Political science frames this as the politics of erasure versus appropriation. Renaming MGNREGA could be read as an attempt to claim lineage without bearing lineage’s burden. It risks becoming an erasure disguised as efficiency. In a polity where names are contested terrains—statues, airports, schemes—the act of renaming is a political confession. It confesses a discomfort with Gandhi’s moral gaze, a reluctance to be measured against his standards of transparency, accountability, and last-mile justice. It confesses the triumph of announcement over audit, of spectacle over substance.


The social contract embedded in MGNREGA is fragile yet profound. It promises up to 100 days of wage employment, creating assets that conserve water, soil, and commons. It has functioned as a shock absorber in crises—from the drought of 2009 to the pandemic of 2020. Empirical studies show its role in reducing distress migration, stabilising rural consumption, and empowering women workers. To rename it is to risk muffling this echo of Gandhian philosophy. Hind Swaraj spoke of swaraj as self-rule beginning with self-restraint and service. MGNREGA operationalises this by dignifying labour, by making the last person visible in the republic’s ledger. Renaming it risks severing this philosophical lineage.


The harder questions are empirical. Does the poorest woman in the last hamlet receive her wage on time? Do gram sabhas plan assets that meet local needs? Do social audits function without fear? Does budget allocation match demand? These are the metrics of governance. They are the “tough stuff” of political economy, the slow arithmetic of justice. Renaming cannot answer them. Only reform can. Social science insists on distinguishing between symbolic politics and substantive policy. The former may win headlines; the latter sustains legitimacy.


Gandhi’s politics was a discipline of work, not a theatre of words. Untouchability was confronted at the threshold of homes, not in rhetorical flourishes. Cleanliness was practised in drains and habits, not in selfies. Poverty was met with dignity, not pity. To borrow his name is to borrow his burden.
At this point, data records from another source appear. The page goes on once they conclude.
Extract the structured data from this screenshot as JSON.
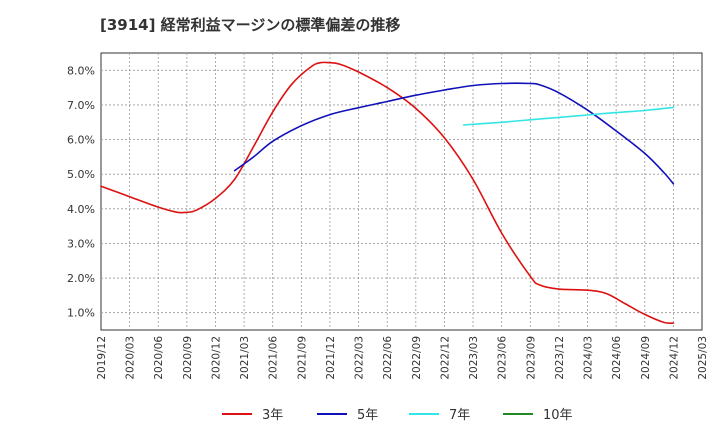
{
  "chart_data": {
    "type": "line",
    "title": "[3914]  経常利益マージンの標準偏差の推移",
    "xlabel": "",
    "ylabel": "",
    "ylim": [
      0.5,
      8.5
    ],
    "yticks": [
      1.0,
      2.0,
      3.0,
      4.0,
      5.0,
      6.0,
      7.0,
      8.0
    ],
    "ytick_labels": [
      "1.0%",
      "2.0%",
      "3.0%",
      "4.0%",
      "5.0%",
      "6.0%",
      "7.0%",
      "8.0%"
    ],
    "x_ticks": [
      "2019/12",
      "2020/03",
      "2020/06",
      "2020/09",
      "2020/12",
      "2021/03",
      "2021/06",
      "2021/09",
      "2021/12",
      "2022/03",
      "2022/06",
      "2022/09",
      "2022/12",
      "2023/03",
      "2023/06",
      "2023/09",
      "2023/12",
      "2024/03",
      "2024/06",
      "2024/09",
      "2024/12",
      "2025/03"
    ],
    "grid": true,
    "legend_position": "bottom",
    "series": [
      {
        "name": "3年",
        "color": "#dd1111",
        "points": [
          [
            "2019/12",
            4.65
          ],
          [
            "2020/03",
            4.35
          ],
          [
            "2020/06",
            4.05
          ],
          [
            "2020/08",
            3.9
          ],
          [
            "2020/09",
            3.9
          ],
          [
            "2020/10",
            3.96
          ],
          [
            "2020/12",
            4.3
          ],
          [
            "2021/02",
            4.85
          ],
          [
            "2021/04",
            5.8
          ],
          [
            "2021/06",
            6.8
          ],
          [
            "2021/08",
            7.6
          ],
          [
            "2021/10",
            8.1
          ],
          [
            "2021/11",
            8.22
          ],
          [
            "2021/12",
            8.22
          ],
          [
            "2022/01",
            8.18
          ],
          [
            "2022/03",
            7.95
          ],
          [
            "2022/06",
            7.5
          ],
          [
            "2022/09",
            6.9
          ],
          [
            "2022/12",
            6.05
          ],
          [
            "2023/03",
            4.85
          ],
          [
            "2023/06",
            3.3
          ],
          [
            "2023/09",
            2.05
          ],
          [
            "2023/10",
            1.8
          ],
          [
            "2023/12",
            1.68
          ],
          [
            "2024/03",
            1.65
          ],
          [
            "2024/05",
            1.55
          ],
          [
            "2024/07",
            1.25
          ],
          [
            "2024/09",
            0.95
          ],
          [
            "2024/11",
            0.72
          ],
          [
            "2024/12",
            0.7
          ]
        ]
      },
      {
        "name": "5年",
        "color": "#1111bb",
        "points": [
          [
            "2021/02",
            5.1
          ],
          [
            "2021/04",
            5.5
          ],
          [
            "2021/06",
            5.95
          ],
          [
            "2021/09",
            6.4
          ],
          [
            "2021/12",
            6.72
          ],
          [
            "2022/03",
            6.92
          ],
          [
            "2022/06",
            7.1
          ],
          [
            "2022/09",
            7.28
          ],
          [
            "2022/12",
            7.43
          ],
          [
            "2023/03",
            7.56
          ],
          [
            "2023/06",
            7.62
          ],
          [
            "2023/09",
            7.62
          ],
          [
            "2023/10",
            7.58
          ],
          [
            "2023/12",
            7.35
          ],
          [
            "2024/03",
            6.85
          ],
          [
            "2024/06",
            6.25
          ],
          [
            "2024/09",
            5.6
          ],
          [
            "2024/11",
            5.05
          ],
          [
            "2024/12",
            4.72
          ]
        ]
      },
      {
        "name": "7年",
        "color": "#33e5e5",
        "points": [
          [
            "2023/02",
            6.42
          ],
          [
            "2023/06",
            6.5
          ],
          [
            "2023/09",
            6.57
          ],
          [
            "2023/12",
            6.64
          ],
          [
            "2024/03",
            6.71
          ],
          [
            "2024/06",
            6.78
          ],
          [
            "2024/09",
            6.84
          ],
          [
            "2024/12",
            6.93
          ]
        ]
      },
      {
        "name": "10年",
        "color": "#228822",
        "points": []
      }
    ]
  }
}
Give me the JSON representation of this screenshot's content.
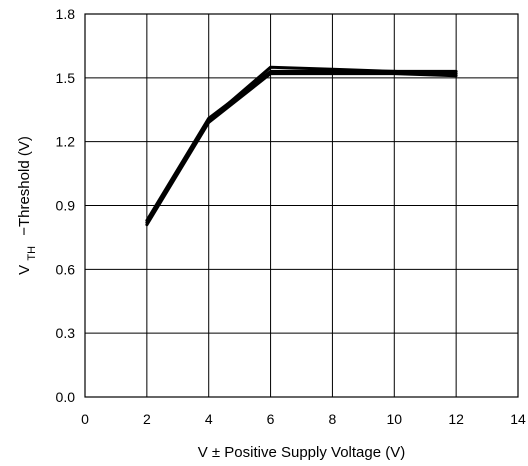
{
  "chart_data": {
    "type": "line",
    "title": "",
    "xlabel": "V ± Positive Supply Voltage (V)",
    "ylabel": {
      "main": "V",
      "subscript": "TH",
      "rest": "−Threshold (V)"
    },
    "xlim": [
      0,
      14
    ],
    "ylim": [
      0,
      1.8
    ],
    "x_ticks": [
      0,
      2,
      4,
      6,
      8,
      10,
      12,
      14
    ],
    "x_tick_labels": [
      "0",
      "2",
      "4",
      "6",
      "8",
      "10",
      "12",
      "14"
    ],
    "y_ticks": [
      0,
      0.3,
      0.6,
      0.9,
      1.2,
      1.5,
      1.8
    ],
    "y_tick_labels": [
      "0.0",
      "0.3",
      "0.6",
      "0.9",
      "1.2",
      "1.5",
      "1.8"
    ],
    "grid": true,
    "series": [
      {
        "x": [
          2,
          4,
          6,
          8,
          10,
          12
        ],
        "y": [
          0.82,
          1.3,
          1.55,
          1.54,
          1.53,
          1.53
        ]
      },
      {
        "x": [
          2,
          4,
          6,
          8,
          10,
          12
        ],
        "y": [
          0.83,
          1.31,
          1.53,
          1.53,
          1.53,
          1.52
        ]
      },
      {
        "x": [
          2,
          4,
          6,
          8,
          10,
          12
        ],
        "y": [
          0.81,
          1.29,
          1.52,
          1.52,
          1.52,
          1.51
        ]
      }
    ],
    "line_color": "#000000"
  }
}
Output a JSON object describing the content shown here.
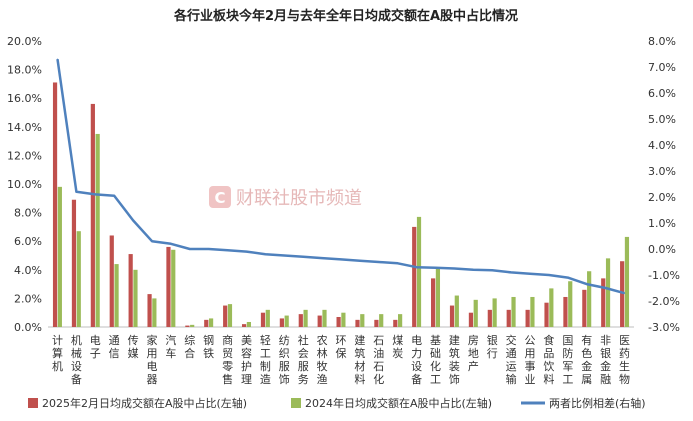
{
  "chart_data": {
    "type": "bar",
    "title": "各行业板块今年2月与去年全年日均成交额在A股中占比情况",
    "watermark": "财联社股市频道",
    "watermark_logo_letter": "C",
    "left_axis": {
      "ylim": [
        0,
        20
      ],
      "ticks": [
        "0.0%",
        "2.0%",
        "4.0%",
        "6.0%",
        "8.0%",
        "10.0%",
        "12.0%",
        "14.0%",
        "16.0%",
        "18.0%",
        "20.0%"
      ]
    },
    "right_axis": {
      "ylim": [
        -3,
        8
      ],
      "ticks": [
        "-3.0%",
        "-2.0%",
        "-1.0%",
        "0.0%",
        "1.0%",
        "2.0%",
        "3.0%",
        "4.0%",
        "5.0%",
        "6.0%",
        "7.0%",
        "8.0%"
      ]
    },
    "categories": [
      "计算机",
      "机械设备",
      "电子",
      "通信",
      "传媒",
      "家用电器",
      "汽车",
      "综合",
      "钢铁",
      "商贸零售",
      "美容护理",
      "轻工制造",
      "纺织服饰",
      "社会服务",
      "农林牧渔",
      "环保",
      "建筑材料",
      "石油石化",
      "煤炭",
      "电力设备",
      "基础化工",
      "建筑装饰",
      "房地产",
      "银行",
      "交通运输",
      "公用事业",
      "食品饮料",
      "国防军工",
      "有色金属",
      "非银金融",
      "医药生物"
    ],
    "series": [
      {
        "name": "2025年2月日均成交额在A股中占比(左轴)",
        "type": "bar",
        "axis": "left",
        "color": "#c0504d",
        "values": [
          17.1,
          8.9,
          15.6,
          6.4,
          5.1,
          2.3,
          5.6,
          0.1,
          0.5,
          1.5,
          0.2,
          1.0,
          0.6,
          0.9,
          0.8,
          0.7,
          0.5,
          0.5,
          0.5,
          7.0,
          3.4,
          1.5,
          1.0,
          1.2,
          1.2,
          1.2,
          1.7,
          2.1,
          2.6,
          3.4,
          4.6
        ]
      },
      {
        "name": "2024年日均成交额在A股中占比(左轴)",
        "type": "bar",
        "axis": "left",
        "color": "#9bbb59",
        "values": [
          9.8,
          6.7,
          13.5,
          4.4,
          4.0,
          2.0,
          5.4,
          0.15,
          0.6,
          1.6,
          0.35,
          1.2,
          0.8,
          1.2,
          1.2,
          1.0,
          0.9,
          0.9,
          0.9,
          7.7,
          4.1,
          2.2,
          1.9,
          2.0,
          2.1,
          2.1,
          2.7,
          3.2,
          3.9,
          4.8,
          6.3
        ]
      },
      {
        "name": "两者比例相差(右轴)",
        "type": "line",
        "axis": "right",
        "color": "#4f81bd",
        "values": [
          7.3,
          2.2,
          2.1,
          2.05,
          1.1,
          0.3,
          0.2,
          0.0,
          0.0,
          -0.05,
          -0.1,
          -0.2,
          -0.25,
          -0.3,
          -0.35,
          -0.4,
          -0.45,
          -0.5,
          -0.55,
          -0.7,
          -0.72,
          -0.75,
          -0.8,
          -0.82,
          -0.9,
          -0.95,
          -1.0,
          -1.1,
          -1.35,
          -1.5,
          -1.7
        ]
      }
    ],
    "legend_position": "bottom",
    "grid": false
  }
}
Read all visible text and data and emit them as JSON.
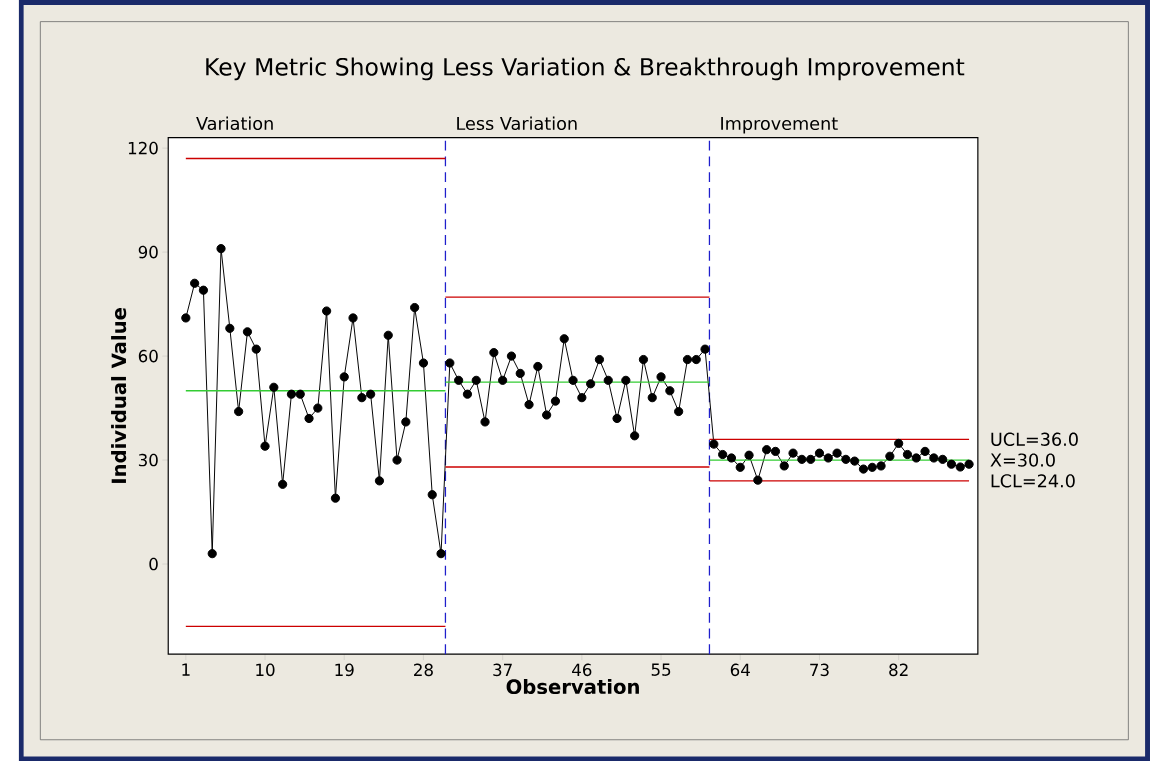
{
  "chart_data": {
    "type": "line",
    "title": "Key Metric Showing Less Variation & Breakthrough Improvement",
    "xlabel": "Observation",
    "ylabel": "Individual Value",
    "x": [
      1,
      2,
      3,
      4,
      5,
      6,
      7,
      8,
      9,
      10,
      11,
      12,
      13,
      14,
      15,
      16,
      17,
      18,
      19,
      20,
      21,
      22,
      23,
      24,
      25,
      26,
      27,
      28,
      29,
      30,
      31,
      32,
      33,
      34,
      35,
      36,
      37,
      38,
      39,
      40,
      41,
      42,
      43,
      44,
      45,
      46,
      47,
      48,
      49,
      50,
      51,
      52,
      53,
      54,
      55,
      56,
      57,
      58,
      59,
      60,
      61,
      62,
      63,
      64,
      65,
      66,
      67,
      68,
      69,
      70,
      71,
      72,
      73,
      74,
      75,
      76,
      77,
      78,
      79,
      80,
      81,
      82,
      83,
      84,
      85,
      86,
      87,
      88,
      89,
      90
    ],
    "series": [
      {
        "color": "#000000",
        "marker": "circle",
        "values": [
          71,
          81,
          79,
          3,
          91,
          68,
          44,
          67,
          62,
          34,
          51,
          23,
          49,
          49,
          42,
          45,
          73,
          19,
          54,
          71,
          48,
          49,
          24,
          66,
          30,
          41,
          74,
          58,
          20,
          3,
          58,
          53,
          49,
          53,
          41,
          61,
          53,
          60,
          55,
          46,
          57,
          43,
          47,
          65,
          53,
          48,
          52,
          59,
          53,
          42,
          53,
          37,
          59,
          48,
          54,
          50,
          44,
          59,
          59,
          62,
          34.6,
          31.6,
          30.6,
          27.9,
          31.4,
          24.2,
          33,
          32.5,
          28.3,
          32,
          30.2,
          30.2,
          32,
          30.6,
          32,
          30.2,
          29.7,
          27.4,
          27.9,
          28.3,
          31.1,
          34.8,
          31.6,
          30.6,
          32.5,
          30.6,
          30.2,
          28.8,
          28,
          28.8
        ]
      },
      {
        "color": "#cc0000",
        "marker": "none",
        "x": [
          1,
          30.5
        ],
        "values": [
          117,
          117
        ]
      },
      {
        "color": "#33cc33",
        "marker": "none",
        "x": [
          1,
          30.5
        ],
        "values": [
          50,
          50
        ]
      },
      {
        "color": "#cc0000",
        "marker": "none",
        "x": [
          1,
          30.5
        ],
        "values": [
          -18,
          -18
        ]
      },
      {
        "color": "#cc0000",
        "marker": "none",
        "x": [
          30.5,
          60.5
        ],
        "values": [
          77,
          77
        ]
      },
      {
        "color": "#33cc33",
        "marker": "none",
        "x": [
          30.5,
          60.5
        ],
        "values": [
          52.5,
          52.5
        ]
      },
      {
        "color": "#cc0000",
        "marker": "none",
        "x": [
          30.5,
          60.5
        ],
        "values": [
          28,
          28
        ]
      },
      {
        "name": "UCL=36.0",
        "color": "#cc0000",
        "marker": "none",
        "x": [
          60.5,
          90
        ],
        "values": [
          36,
          36
        ]
      },
      {
        "name": "X=30.0",
        "color": "#33cc33",
        "marker": "none",
        "x": [
          60.5,
          90
        ],
        "values": [
          30,
          30
        ]
      },
      {
        "name": "LCL=24.0",
        "color": "#cc0000",
        "marker": "none",
        "x": [
          60.5,
          90
        ],
        "values": [
          24,
          24
        ]
      }
    ],
    "ref_lines": [
      {
        "axis": "x",
        "value": 30.5,
        "color": "#1f1fcc",
        "line_style": "dashed"
      },
      {
        "axis": "x",
        "value": 60.5,
        "color": "#1f1fcc",
        "line_style": "dashed"
      }
    ],
    "annotations": [
      "Variation",
      "Less Variation",
      "Improvement"
    ],
    "xlim": [
      -1,
      91
    ],
    "ylim": [
      -26,
      123
    ],
    "xticks": [
      1,
      10,
      19,
      28,
      37,
      46,
      55,
      64,
      73,
      82
    ],
    "yticks": [
      0,
      30,
      60,
      90,
      120
    ],
    "grid": false
  }
}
To keep his glasses on national letterheads is to keep his gaze on national budgets. If the government truly seeks to honour Gandhi, it must strengthen MGNREGA’s delivery mechanisms, not rename them.


The renaming debate thus crystallises a larger tension in Indian democracy: between memory and modernity, between appropriation and accountability. Names matter because they anchor policy in history. To un-name Gandhi from MGNREGA is to risk dislodging the moral anchor of a law that secures the dignity of work. The plea, therefore, is simple yet profound: keep the name, improve the law, widen the reach, pay on time, punish corruption, empower gram panchayats, respect workers. If performance is the goal, let it be added as a prefix; let personality not erase philosophy.


In the end, governance is judged not by the cleverness of rebranding but by the courage of reform. Gandhi’s path is narrow: it forbids shortcuts, mocks spectacle, and rewards only the patient arithmetic of justice. If we cannot keep his name where it most belongs—on a law that guarantees dignity to the poorest—then perhaps we should stop quoting him in speeches and start reading him in silence. For in silence lies the hardest truth: names are not ornaments; they are obligations. To erase them is easy; to live up to them is the real test of politics.